I held on to my pocket, praying, just praying to God for him to give me another chance.
I still wanted to give this ring to her, to live a life worth sharing with her, to wake up every morning right next to the woman I truly love, and to have beautiful kids that we will be raising until our last breath. Oh God, I just want to make her happy with the best I can, but now all those dreams are crashing.
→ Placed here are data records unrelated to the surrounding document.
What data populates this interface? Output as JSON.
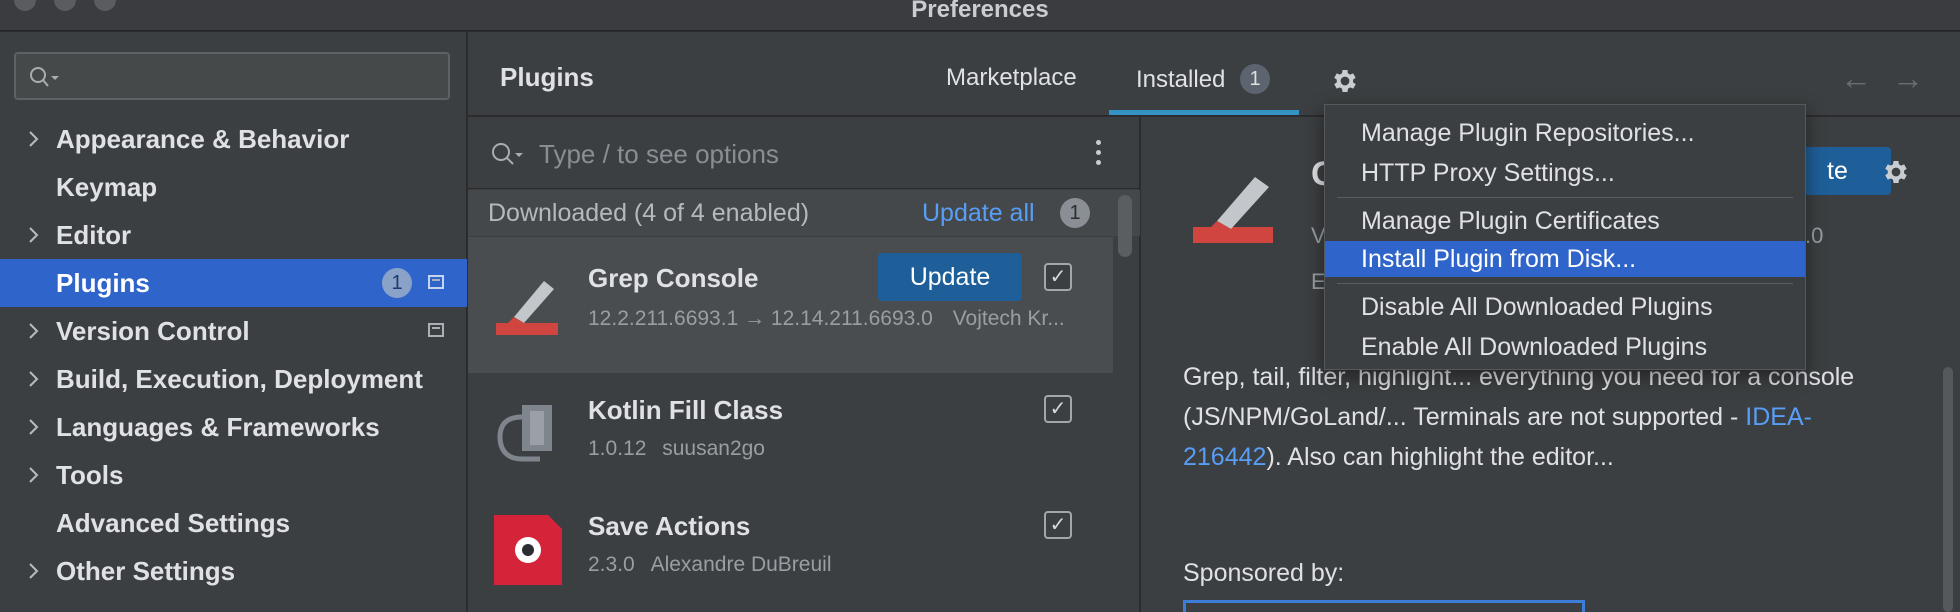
{
  "window": {
    "title": "Preferences"
  },
  "sidebar": {
    "search_placeholder": "",
    "items": [
      {
        "label": "Appearance & Behavior",
        "expandable": true
      },
      {
        "label": "Keymap",
        "expandable": false
      },
      {
        "label": "Editor",
        "expandable": true
      },
      {
        "label": "Plugins",
        "expandable": false,
        "selected": true,
        "badge": "1"
      },
      {
        "label": "Version Control",
        "expandable": true
      },
      {
        "label": "Build, Execution, Deployment",
        "expandable": true
      },
      {
        "label": "Languages & Frameworks",
        "expandable": true
      },
      {
        "label": "Tools",
        "expandable": true
      },
      {
        "label": "Advanced Settings",
        "expandable": false
      },
      {
        "label": "Other Settings",
        "expandable": true
      }
    ]
  },
  "header": {
    "title": "Plugins",
    "tabs": [
      {
        "label": "Marketplace"
      },
      {
        "label": "Installed",
        "badge": "1",
        "active": true
      }
    ],
    "settings_icon": "gear-icon",
    "back_icon": "arrow-left-icon",
    "forward_icon": "arrow-right-icon"
  },
  "plugin_list": {
    "search_placeholder": "Type / to see options",
    "group": {
      "label": "Downloaded (4 of 4 enabled)",
      "update_all": "Update all",
      "badge": "1"
    },
    "plugins": [
      {
        "name": "Grep Console",
        "version": "12.2.211.6693.1 → 12.14.211.6693.0",
        "author": "Vojtech Kr...",
        "update_label": "Update",
        "enabled": true
      },
      {
        "name": "Kotlin Fill Class",
        "version": "1.0.12",
        "author": "suusan2go",
        "enabled": true
      },
      {
        "name": "Save Actions",
        "version": "2.3.0",
        "author": "Alexandre DuBreuil",
        "enabled": true
      }
    ]
  },
  "detail": {
    "description_before_link": "Grep, tail, filter, highlight... everything you need for a console (JS/NPM/GoLand/... Terminals are not supported - ",
    "link_text": "IDEA-216442",
    "description_after_link": "). Also can highlight the editor...",
    "sponsored_label": "Sponsored by:",
    "action_button_fragment": "te",
    "fragments": {
      "v": "V",
      "e": "E",
      "version_tail": ".0"
    }
  },
  "settings_menu": {
    "items": [
      {
        "label": "Manage Plugin Repositories..."
      },
      {
        "label": "HTTP Proxy Settings..."
      },
      {
        "label": "Manage Plugin Certificates"
      },
      {
        "label": "Install Plugin from Disk...",
        "highlighted": true
      },
      {
        "label": "Disable All Downloaded Plugins"
      },
      {
        "label": "Enable All Downloaded Plugins"
      }
    ]
  },
  "colors": {
    "accent": "#2f65ca",
    "link": "#589df6",
    "button": "#1f5f99",
    "tab_underline": "#3592c4"
  }
}
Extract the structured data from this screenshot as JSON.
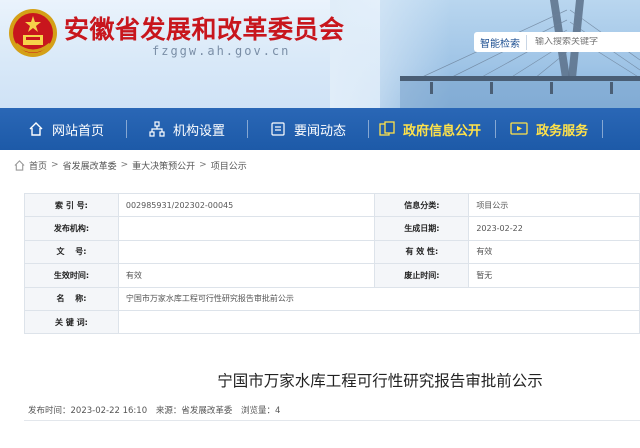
{
  "header": {
    "site_title": "安徽省发展和改革委员会",
    "site_domain": "fzggw.ah.gov.cn",
    "advanced_search_label": "智能检索",
    "search_placeholder": "输入搜索关键字"
  },
  "nav": {
    "items": [
      {
        "label": "网站首页",
        "icon": "home-icon"
      },
      {
        "label": "机构设置",
        "icon": "org-chart-icon"
      },
      {
        "label": "要闻动态",
        "icon": "news-icon"
      },
      {
        "label": "政府信息公开",
        "icon": "info-disclosure-icon"
      },
      {
        "label": "政务服务",
        "icon": "service-icon"
      }
    ],
    "active_color": "#ffe24a"
  },
  "breadcrumb": {
    "items": [
      "首页",
      "省发展改革委",
      "重大决策预公开",
      "项目公示"
    ],
    "separator": ">"
  },
  "info_table": {
    "rows": [
      {
        "label1": "索 引 号:",
        "value1": "002985931/202302-00045",
        "label2": "信息分类:",
        "value2": "项目公示"
      },
      {
        "label1": "发布机构:",
        "value1": "",
        "label2": "生成日期:",
        "value2": "2023-02-22"
      },
      {
        "label1": "文　 号:",
        "value1": "",
        "label2": "有 效 性:",
        "value2": "有效"
      },
      {
        "label1": "生效时间:",
        "value1": "有效",
        "label2": "废止时间:",
        "value2": "暂无"
      },
      {
        "label1": "名　 称:",
        "value1": "宁国市万家水库工程可行性研究报告审批前公示"
      },
      {
        "label1": "关 键 词:",
        "value1": ""
      }
    ]
  },
  "article": {
    "title": "宁国市万家水库工程可行性研究报告审批前公示",
    "meta": {
      "publish_time": "发布时间：2023-02-22 16:10",
      "source": "来源：省发展改革委",
      "views": "浏览量：4"
    }
  },
  "colors": {
    "brand_red": "#c8161d",
    "nav_blue": "#1d5aa8"
  }
}
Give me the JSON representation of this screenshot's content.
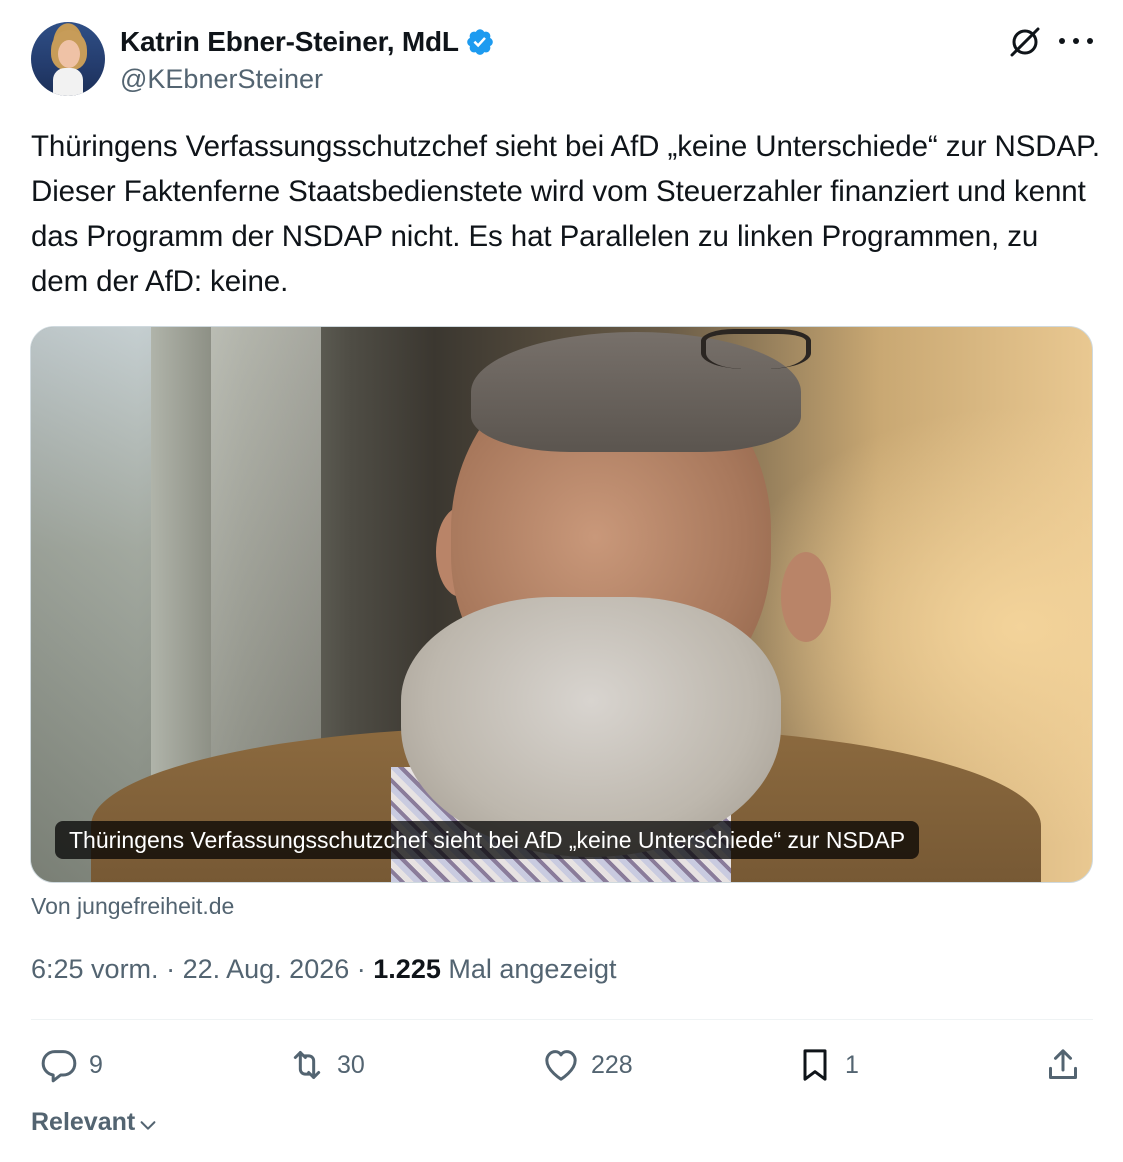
{
  "author": {
    "display_name": "Katrin Ebner-Steiner, MdL",
    "handle": "@KEbnerSteiner",
    "verified": true,
    "avatar_icon": "profile-photo"
  },
  "tweet": {
    "text": "Thüringens Verfassungsschutzchef sieht bei AfD „keine Unterschiede“ zur NSDAP. Dieser Faktenferne Staatsbedienstete wird vom Steuerzahler finanziert und kennt das Programm der NSDAP nicht. Es hat Parallelen zu linken Programmen, zu dem der AfD: keine."
  },
  "link_card": {
    "caption": "Thüringens Verfassungsschutzchef sieht bei AfD „keine Unterschiede“ zur NSDAP",
    "source": "Von jungefreiheit.de"
  },
  "meta": {
    "time": "6:25 vorm.",
    "separator": "·",
    "date": "22. Aug. 2026",
    "views_count": "1.225",
    "views_label": "Mal angezeigt"
  },
  "actions": {
    "replies": "9",
    "retweets": "30",
    "likes": "228",
    "bookmarks": "1"
  },
  "sort": {
    "label": "Relevant"
  },
  "colors": {
    "text": "#0f1419",
    "secondary": "#536471",
    "verified": "#1d9bf0",
    "divider": "#eff3f4"
  }
}
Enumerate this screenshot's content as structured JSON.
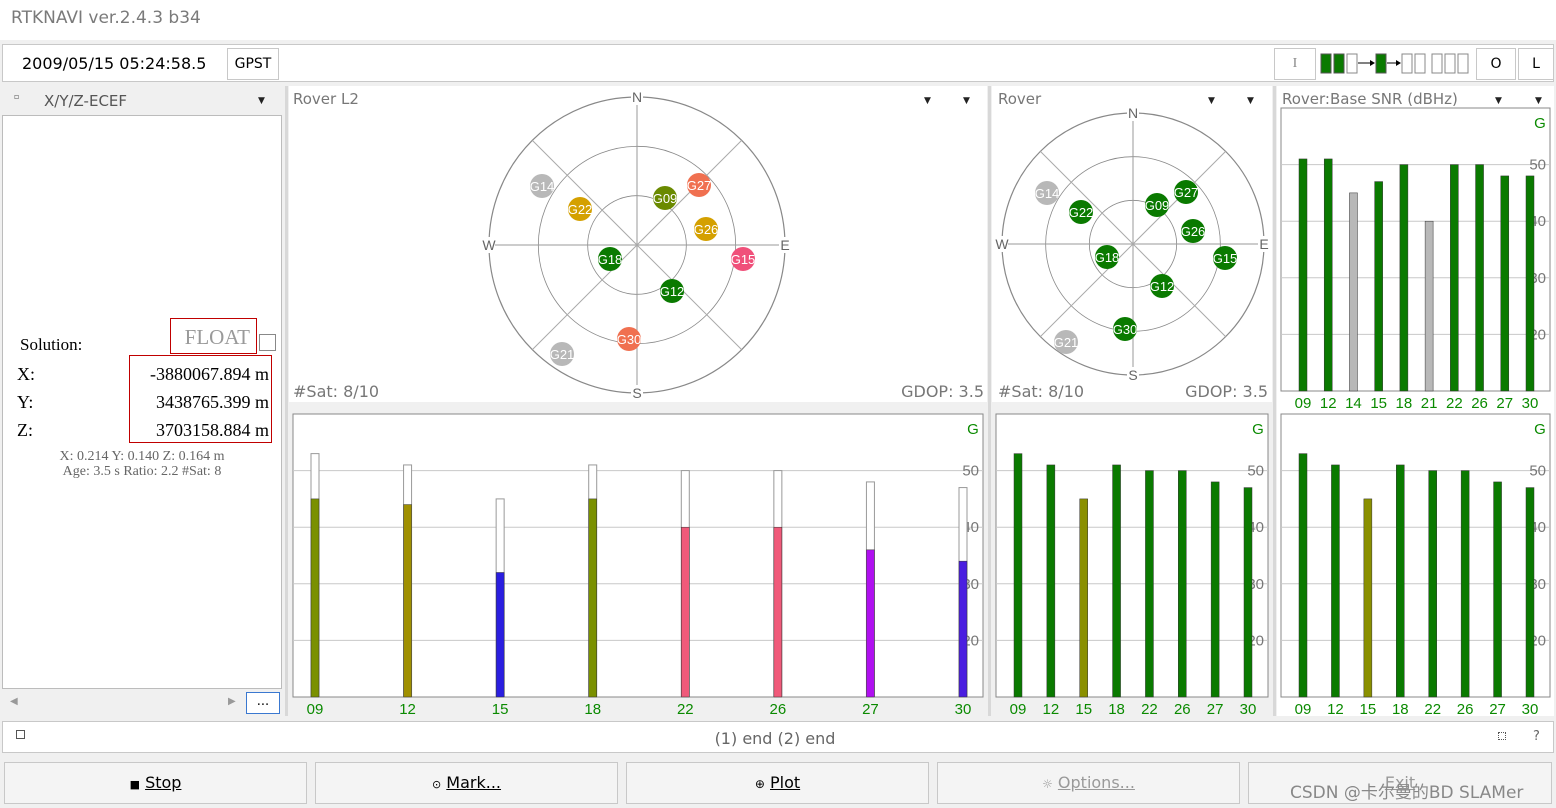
{
  "app": {
    "title": "RTKNAVI ver.2.4.3 b34"
  },
  "toolbar": {
    "datetime": "2009/05/15 05:24:58.5",
    "time_system": "GPST",
    "btn_i": "I",
    "btn_o": "O",
    "btn_l": "L"
  },
  "left": {
    "format_select": "X/Y/Z-ECEF",
    "solution_label": "Solution:",
    "solution_status": "FLOAT",
    "x_label": "X:",
    "x_value": "-3880067.894 m",
    "y_label": "Y:",
    "y_value": "3438765.399 m",
    "z_label": "Z:",
    "z_value": "3703158.884 m",
    "stats1": "X: 0.214 Y: 0.140 Z: 0.164 m",
    "stats2": "Age: 3.5 s Ratio: 2.2 #Sat: 8",
    "more_btn": "..."
  },
  "panel1": {
    "title": "Rover L2",
    "sat_count": "#Sat: 8/10",
    "gdop": "GDOP: 3.5",
    "snr_label": "G"
  },
  "panel2": {
    "title": "Rover",
    "sat_count": "#Sat: 8/10",
    "gdop": "GDOP: 3.5",
    "snr_label": "G"
  },
  "panel3": {
    "title": "Rover:Base  SNR (dBHz)",
    "snr_label": "G",
    "snr_label2": "G"
  },
  "compass": {
    "n": "N",
    "s": "S",
    "e": "E",
    "w": "W"
  },
  "skyplot1_sats": [
    {
      "id": "G14",
      "color": "#b8b8b8"
    },
    {
      "id": "G22",
      "color": "#d4a000"
    },
    {
      "id": "G09",
      "color": "#6a8a00"
    },
    {
      "id": "G27",
      "color": "#f07050"
    },
    {
      "id": "G26",
      "color": "#d4a000"
    },
    {
      "id": "G18",
      "color": "#0a7a00"
    },
    {
      "id": "G15",
      "color": "#f0507a"
    },
    {
      "id": "G12",
      "color": "#0a7a00"
    },
    {
      "id": "G30",
      "color": "#f07050"
    },
    {
      "id": "G21",
      "color": "#b8b8b8"
    }
  ],
  "skyplot2_sats": [
    {
      "id": "G14",
      "color": "#b8b8b8"
    },
    {
      "id": "G22",
      "color": "#0a7a00"
    },
    {
      "id": "G09",
      "color": "#0a7a00"
    },
    {
      "id": "G27",
      "color": "#0a7a00"
    },
    {
      "id": "G26",
      "color": "#0a7a00"
    },
    {
      "id": "G18",
      "color": "#0a7a00"
    },
    {
      "id": "G15",
      "color": "#0a7a00"
    },
    {
      "id": "G12",
      "color": "#0a7a00"
    },
    {
      "id": "G30",
      "color": "#0a7a00"
    },
    {
      "id": "G21",
      "color": "#b8b8b8"
    }
  ],
  "snr_axis": {
    "ticks": [
      "50",
      "40",
      "30",
      "20"
    ]
  },
  "snr1": {
    "sats": [
      "09",
      "12",
      "15",
      "18",
      "22",
      "26",
      "27",
      "30"
    ],
    "values": [
      45,
      44,
      32,
      45,
      40,
      40,
      36,
      34
    ],
    "max": [
      53,
      51,
      45,
      51,
      50,
      50,
      48,
      47
    ],
    "colors": [
      "#7a9000",
      "#a09000",
      "#2a1ee0",
      "#7a9000",
      "#f05a7a",
      "#f05a7a",
      "#b010f0",
      "#4a1ee0"
    ]
  },
  "snr2": {
    "sats": [
      "09",
      "12",
      "15",
      "18",
      "22",
      "26",
      "27",
      "30"
    ],
    "values": [
      53,
      51,
      45,
      51,
      50,
      50,
      48,
      47
    ],
    "colors": [
      "#0a7a00",
      "#0a7a00",
      "#8a9000",
      "#0a7a00",
      "#0a7a00",
      "#0a7a00",
      "#0a7a00",
      "#0a7a00"
    ]
  },
  "snr3a": {
    "sats": [
      "09",
      "12",
      "14",
      "15",
      "18",
      "21",
      "22",
      "26",
      "27",
      "30"
    ],
    "values": [
      51,
      51,
      45,
      47,
      50,
      40,
      50,
      50,
      48,
      48
    ],
    "colors": [
      "#0a7a00",
      "#0a7a00",
      "#b8b8b8",
      "#0a7a00",
      "#0a7a00",
      "#b8b8b8",
      "#0a7a00",
      "#0a7a00",
      "#0a7a00",
      "#0a7a00"
    ]
  },
  "snr3b": {
    "sats": [
      "09",
      "12",
      "15",
      "18",
      "22",
      "26",
      "27",
      "30"
    ],
    "values": [
      53,
      51,
      45,
      51,
      50,
      50,
      48,
      47
    ],
    "colors": [
      "#0a7a00",
      "#0a7a00",
      "#8a9000",
      "#0a7a00",
      "#0a7a00",
      "#0a7a00",
      "#0a7a00",
      "#0a7a00"
    ]
  },
  "status_bar": {
    "message": "(1) end (2) end",
    "help": "?"
  },
  "buttons": {
    "stop": "Stop",
    "mark": "Mark...",
    "plot": "Plot",
    "options": "Options...",
    "exit": "Exit"
  },
  "watermark": "CSDN @卡尔曼的BD SLAMer"
}
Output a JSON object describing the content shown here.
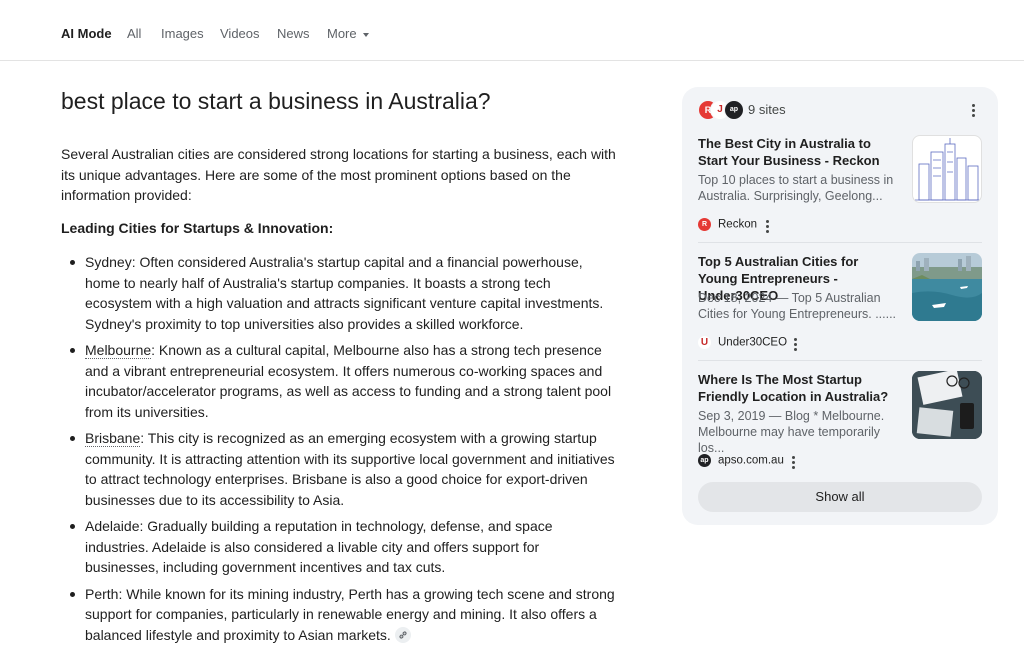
{
  "nav": {
    "tabs": [
      "AI Mode",
      "All",
      "Images",
      "Videos",
      "News",
      "More"
    ]
  },
  "answer": {
    "query": "best place to start a business in Australia?",
    "intro": "Several Australian cities are considered strong locations for starting a business, each with its unique advantages. Here are some of the most prominent options based on the information provided:",
    "section_heading": "Leading Cities for Startups & Innovation:",
    "items": [
      {
        "term": "Sydney",
        "text": ": Often considered Australia's startup capital and a financial powerhouse, home to nearly half of Australia's startup companies. It boasts a strong tech ecosystem with a high valuation and attracts significant venture capital investments. Sydney's proximity to top universities also provides a skilled workforce."
      },
      {
        "term": "Melbourne",
        "text": ": Known as a cultural capital, Melbourne also has a strong tech presence and a vibrant entrepreneurial ecosystem. It offers numerous co-working spaces and incubator/accelerator programs, as well as access to funding and a strong talent pool from its universities."
      },
      {
        "term": "Brisbane",
        "text": ": This city is recognized as an emerging ecosystem with a growing startup community. It is attracting attention with its supportive local government and initiatives to attract technology enterprises. Brisbane is also a good choice for export-driven businesses due to its accessibility to Asia."
      },
      {
        "term": "Adelaide",
        "text": ": Gradually building a reputation in technology, defense, and space industries. Adelaide is also considered a livable city and offers support for businesses, including government incentives and tax cuts."
      },
      {
        "term": "Perth",
        "text": ": While known for its mining industry, Perth has a growing tech scene and strong support for companies, particularly in renewable energy and mining. It also offers a balanced lifestyle and proximity to Asian markets."
      }
    ]
  },
  "sources": {
    "count_label": "9 sites",
    "show_all": "Show all",
    "cards": [
      {
        "title": "The Best City in Australia to Start Your Business - Reckon",
        "snippet": "Top 10 places to start a business in Australia. Surprisingly, Geelong...",
        "source": "Reckon",
        "icon": "reckon-logo-icon",
        "color": "#e53935"
      },
      {
        "title": "Top 5 Australian Cities for Young Entrepreneurs - Under30CEO",
        "snippet": "Dec 18, 2024 — Top 5 Australian Cities for Young Entrepreneurs. ......",
        "source": "Under30CEO",
        "icon": "under30ceo-logo-icon",
        "color": "#c62828"
      },
      {
        "title": "Where Is The Most Startup Friendly Location in Australia?",
        "snippet": "Sep 3, 2019 — Blog * Melbourne. Melbourne may have temporarily los...",
        "source": "apso.com.au",
        "icon": "apso-logo-icon",
        "color": "#202124"
      }
    ]
  },
  "colors": {
    "accent": "#1f1f1f",
    "muted": "#5f6368",
    "panel_bg": "#f2f4f7"
  }
}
With the last minutes I’m left with in this world I want to reminisce the day we first met and if she could only read my mind, this is what I want to say. I love the way how you caught my attention when you were dancing and laughing with your friends at the bar. The smile that captured my heart that up until now makes me fall in love with you every single time. The days when you constantly ignored and rejected me but only turned out to be my source of strength for you to be mine. The struggles I had from courting you because you wanted the old-fashioned way, but I still did it anyway. The days we spent together knowing our most ridiculous thoughts and the nights we shared about our deepest dreams. And those moments that made me see the real you. Not everything was perfect, we went through screaming, crying, misunderstanding and hurting each other, but amidst all that, I still wanted to fight and win with you. I couldn’t let you go. I don’t want to let you go.
Now, even with my eyes closed I can still see you so clearly.
Even with my heart failing, it will still beat for you strongly.
Even with my breath loosing, I will still call out for your name softly.
That’s how much I love you, but I’m sorry, I really am. I have to leave now, I never wanted to go, but it’s time to say goodbye.
And until my last breath, you’re the only one I want to share my journey with even if I have to drift away.